For this part we will use the joined diabetes data since it has a categorical outcome (Diabetes yes or no). We will not use the oral Glucose measurements as predictors since this is literally how you define diabetes, so we’re loading the joined dataset we created in exercise 1, e.g. ‘diabetes_join.xlsx’ or what you have named it. N.B if you did not manage to finish making this dataset or forgot to save it, you can find a copy here: ../out/diabetes_join.Rdata. Navigate to the file in the file window of Rstudio and click on it. Click “Yes” to confirm that the file can be loaded in your environment and check that it has happened.

As the outcome we are studying, Diabetes, is categorical variable we will perform logistic regression. We select serum calcium levels (Serum_ca2), BMI and smoking habits (Smoker) as predictive variables.

Read in the Diabetes dataset.
Logistic regression does not allow for any missing values so first ensure you do not have NAs in your dataframe. Ensure that your outcome variable Diabetes is a factor.
Split your data into training and test data. Take care that the two classes of the outcome variable are represented in both training and test data, and at similar ratios.
Fit a logistic regression model with Serum_ca2, BMI and Smoker as predictors and Diabetes as outcome, using your training data.

Hint

glm(…, family = ‘binomial’)

Check the model summary and try to determine whether you could potentially drop one or more of your variables? If so, make this alternative model (model2) and compare it to the original model. Is there a significant loss/gain, i.e. better fit when including the serum calcium levels as predictor?
Now, use your model to predict Diabetes class based on your test set. What does the output of the prediction mean?

Hint

predict(... , type ='response')

Lets evaluate the performance of our model. As we are performing classification, measures such as mse/rmse will not work, instead we will calculate the accuracy. In order to get the accuracy you must first convert our predictions into Diabetes class labels (e.g. 0 or 1).

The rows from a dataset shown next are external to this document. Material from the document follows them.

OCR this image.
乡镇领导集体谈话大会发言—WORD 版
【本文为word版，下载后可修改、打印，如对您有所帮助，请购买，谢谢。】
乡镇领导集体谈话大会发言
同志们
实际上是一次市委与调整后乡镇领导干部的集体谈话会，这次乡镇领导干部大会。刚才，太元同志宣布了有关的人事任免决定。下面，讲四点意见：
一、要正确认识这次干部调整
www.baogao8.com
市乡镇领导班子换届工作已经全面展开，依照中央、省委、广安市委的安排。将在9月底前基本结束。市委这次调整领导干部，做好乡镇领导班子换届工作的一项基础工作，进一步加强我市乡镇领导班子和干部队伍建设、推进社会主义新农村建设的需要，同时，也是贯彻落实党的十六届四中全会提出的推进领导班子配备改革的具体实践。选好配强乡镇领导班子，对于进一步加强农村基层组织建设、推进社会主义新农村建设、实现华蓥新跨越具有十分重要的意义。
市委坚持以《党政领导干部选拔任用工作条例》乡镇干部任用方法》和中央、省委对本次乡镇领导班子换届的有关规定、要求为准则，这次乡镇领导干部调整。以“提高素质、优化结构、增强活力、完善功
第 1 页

caret::confusionMatrix(y_pred, y_test)

Part 3: K-Means Clustering

In this part we will run K-means clustering. To mix it up a bit we will work with a new dataset from patients with kidney disease. The dataset contains approximately 20 biological measures (variables) collected across 400 patients. The outcome is the classification variable which denotes whether a person suffers from ckd=chronic kidney disease ckd or not notckd.

        age     -   age
        bp      -   blood pressure
        rbc     -   red blood cells
        pc      -   pus cell
        pcc     -   pus cell clumps
        ba      -   bacteria
        bgr     -   blood glucose random
        bu      -   blood urea
        sc      -   serum creatinine
        sod     -   sodium
        pot     -   potassium
        hemo    -   hemoglobin
        pcv     -   packed cell volume
        wc      -   white blood cell count
        rc      -   red blood cell count
        htn     -   hypertension
        dm      -   diabetes mellitus
        cad     -   coronary artery disease
        appet   -   appetite
        pe      -   pedal edema
        ane     -   anemia
        class   -   classification

Load in the dataset named kidney_disease.Rdata.
Before running K-means clustering please remove rows with any missing values across all variables in your dataset - yes, you will lose quite a lot of rows. Consider which columns you can use and if you have to do anything to them before clustering?
Run the k-means clustering algorithm with 4 centers on the data. Look at the clusters you have generated.
Visualize the results of your clustering. Do 4 clusters seems like a good fit for our data in the first two dimensions (Dim1 and Dim2)? How about if you have a look at Dim3 or Dim4?
Investigate the best number of clusters for this dataset. Use the silhouette metric.
Re-do the clustering (plus visualization) with the optimal number of clusters.
Now, try to figure out what the two clusters might represent. There are different ways to do this, but one easy way would be to simply compare the clusters IDs from the Kmeans output with one or more of the categorical variables from the dataset. You could use count() or table() for this.
The withiness measure (within cluster variance/spread) is much larger for one cluster then the other, what biological reason could there be for that?